In Walle ist sie damit offensichtlich genau richtig. Die Neptun-Apotheke, Gründungsjahr 1920, punktet mit „sehr, sehr netten” Kunden, sagt ihre Vorgängerin. Christa Kling leitete die Apotheke seit 2015. Zuvor war sie beruflich viel in der Republik herumgekommen und hatte sich dabei von ihrer Heimatstadt Freiburg im Breisgau immer weiter in den Norden hochgearbeitet. „Doch von allen Apotheken, in denen ich gearbeitet habe, hat es mir in Walle mit Abstand am meisten Spaß gemacht”, erzählt Kling, die im Januar ihren 65. Geburtstag feiert. Das gute Team und die Tatsache, dass man die Gesichter und oft auch die Namen und Geschichten der Menschen auf der anderen Seite des Verkaufstischs kenne, mache die Arbeit sehr angenehm.
Gewinnspiel hat Tradition
Ihre Nachfolgerin übernimmt nicht nur eine gesunde Stadtteil-Apotheke, sondern tritt auch ein Erbe an, das ihrer Vorgängerin sehr am Herzen liegt: Das jährliche Weihnachtsgewinnspiel ist in der Neptun-Apotheke inzwischen gute Tradition. Sie entstand unter dem Eindruck der ersten von mehreren medizinischen Fortbildungsreisen, die die Expertin für Reisemedizin im Frühjahr 2017 nach Tansania führte. Zur Unterstützung der Buschklinik Endulen im Norden Tansanias initiierte die Waller Apothekerin zunächst eine Brillen-Sammelaktion, die sich in der gesamten Stadt herumsprach. Insgesamt wurden mehr als 1500 gebrauchte Sehhilfen für Kinder und Erwachsene gespendet. In der Adventszeit desselben Jahres organisierte Kling das erste Weihnachtsgewinnspiel, das weitere 500 Euro für die Buschklinik einbrachte.

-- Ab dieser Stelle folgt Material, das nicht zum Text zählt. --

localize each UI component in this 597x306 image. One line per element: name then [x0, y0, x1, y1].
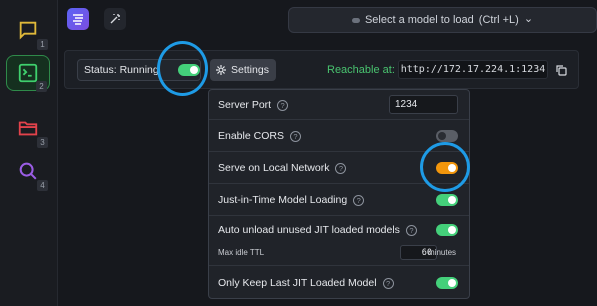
sidebar-item-number: 2 — [36, 81, 47, 92]
sidebar-item-number: 3 — [37, 137, 48, 148]
jit-loading-toggle[interactable] — [436, 194, 458, 206]
enable-cors-label: Enable CORS — [218, 130, 284, 142]
jit-loading-row: Just-in-Time Model Loading ? — [209, 184, 469, 216]
help-icon[interactable]: ? — [382, 277, 394, 289]
server-port-label: Server Port — [218, 99, 272, 111]
logo-icon — [73, 14, 83, 25]
annotation-ring-local-network — [420, 142, 470, 192]
help-icon[interactable]: ? — [405, 224, 417, 236]
gear-icon — [216, 65, 226, 75]
model-select-label: Select a model to load — [364, 14, 474, 26]
copy-icon[interactable] — [555, 64, 567, 76]
sidebar: 1 2 3 4 — [0, 0, 58, 306]
only-keep-last-row: Only Keep Last JIT Loaded Model ? — [209, 266, 469, 299]
server-port-row: Server Port ? 1234 — [209, 90, 469, 120]
help-icon[interactable]: ? — [277, 99, 289, 111]
auto-unload-label: Auto unload unused JIT loaded models — [218, 224, 400, 236]
chevron-down-icon: ⌄ — [523, 12, 534, 25]
settings-button[interactable]: Settings — [210, 59, 276, 81]
model-select-shortcut: (Ctrl +L) — [478, 14, 519, 26]
server-settings-panel: Server Port ? 1234 Enable CORS ? Serve o… — [208, 89, 470, 299]
max-idle-ttl-unit: minutes — [428, 248, 457, 257]
server-port-input[interactable]: 1234 — [389, 95, 458, 114]
search-icon — [19, 162, 37, 180]
status-label: Status: Running — [84, 64, 159, 76]
annotation-ring-status — [157, 41, 208, 96]
server-url[interactable]: http://172.17.224.1:1234 — [398, 60, 548, 79]
auto-unload-toggle[interactable] — [436, 224, 458, 236]
sidebar-item-developer[interactable]: 2 — [6, 55, 50, 92]
help-icon[interactable]: ? — [353, 194, 365, 206]
folder-icon — [18, 121, 38, 136]
sidebar-item-number: 4 — [37, 180, 48, 191]
magic-wand-button[interactable] — [104, 8, 126, 30]
sidebar-item-discover[interactable]: 4 — [6, 153, 50, 191]
app-logo — [67, 8, 89, 30]
help-icon[interactable]: ? — [289, 130, 301, 142]
help-icon[interactable]: ? — [335, 162, 347, 174]
auto-unload-row: Auto unload unused JIT loaded models ? M… — [209, 216, 469, 266]
serve-local-network-label: Serve on Local Network — [218, 162, 330, 174]
sidebar-item-models[interactable]: 3 — [6, 110, 50, 148]
settings-label: Settings — [231, 64, 269, 76]
sidebar-item-number: 1 — [37, 39, 48, 50]
max-idle-ttl-label: Max idle TTL — [218, 248, 265, 257]
model-select-dropdown[interactable]: Select a model to load (Ctrl +L) ⌄ — [288, 7, 597, 33]
model-icon — [351, 17, 360, 23]
jit-loading-label: Just-in-Time Model Loading — [218, 194, 348, 206]
reachable-label: Reachable at: — [327, 64, 395, 76]
enable-cors-toggle[interactable] — [436, 130, 458, 142]
only-keep-last-toggle[interactable] — [436, 277, 458, 289]
chat-icon — [19, 21, 37, 40]
max-idle-ttl-row: Max idle TTL 60 minutes — [209, 245, 469, 261]
only-keep-last-label: Only Keep Last JIT Loaded Model — [218, 277, 377, 289]
magic-wand-icon — [110, 14, 120, 24]
sidebar-item-chat[interactable]: 1 — [6, 12, 50, 50]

Von diesen Dimensionen ist man mittlerweile weit entfernt. Die Spendenerlöse für wechselnde karitative Projekte in ärmeren Regionen der Welt übertrafen sich von Jahr zu Jahr – auch, weil zahlreiche Kundinnen und Kunden den Lospreis mitunter um ein Vielfaches aufstockten. Den aktuellen Rekord hält demnach das Weihnachtsgewinnspiel 2021, das 3200 Euro für ein Kinderprojekt in Nordindien einbrachte. Der Erlös des laufenden Gewinnspiels geht zurück an den Ort, an dem alles begann. Die Spende aus Walle soll dazu beitragen, das Studium einer jungen Allgemeinärztin aus der Buschklinik Endulen zur Fachärztin für Kinderheilkunde zu finanzieren.
Ein neuer Spendenrekord wäre auch ein Abschiedsgeschenk im Sinne der Erfinderin, die zum neuen Jahr ihren Ruhestand antritt – wenn auch nicht so ganz. Beim Übergang wird sie ihre Nachfolgerin unterstützen und hat ihr versprochen, auch danach stunden- und vertretungsweise einzuspringen. Persönlich freue sie sich darauf, künftig über ihren Tag frei verfügen zu können, zu verreisen, ohne auf den Kalender zu schauen, und mehr Zeit mit ihrem Pferd zu verbringen. Ihre Apotheke weiß sie in guten Händen, sagt Christa Kling. „Aber ich werde trotzdem ein paar Tränchen vergießen.”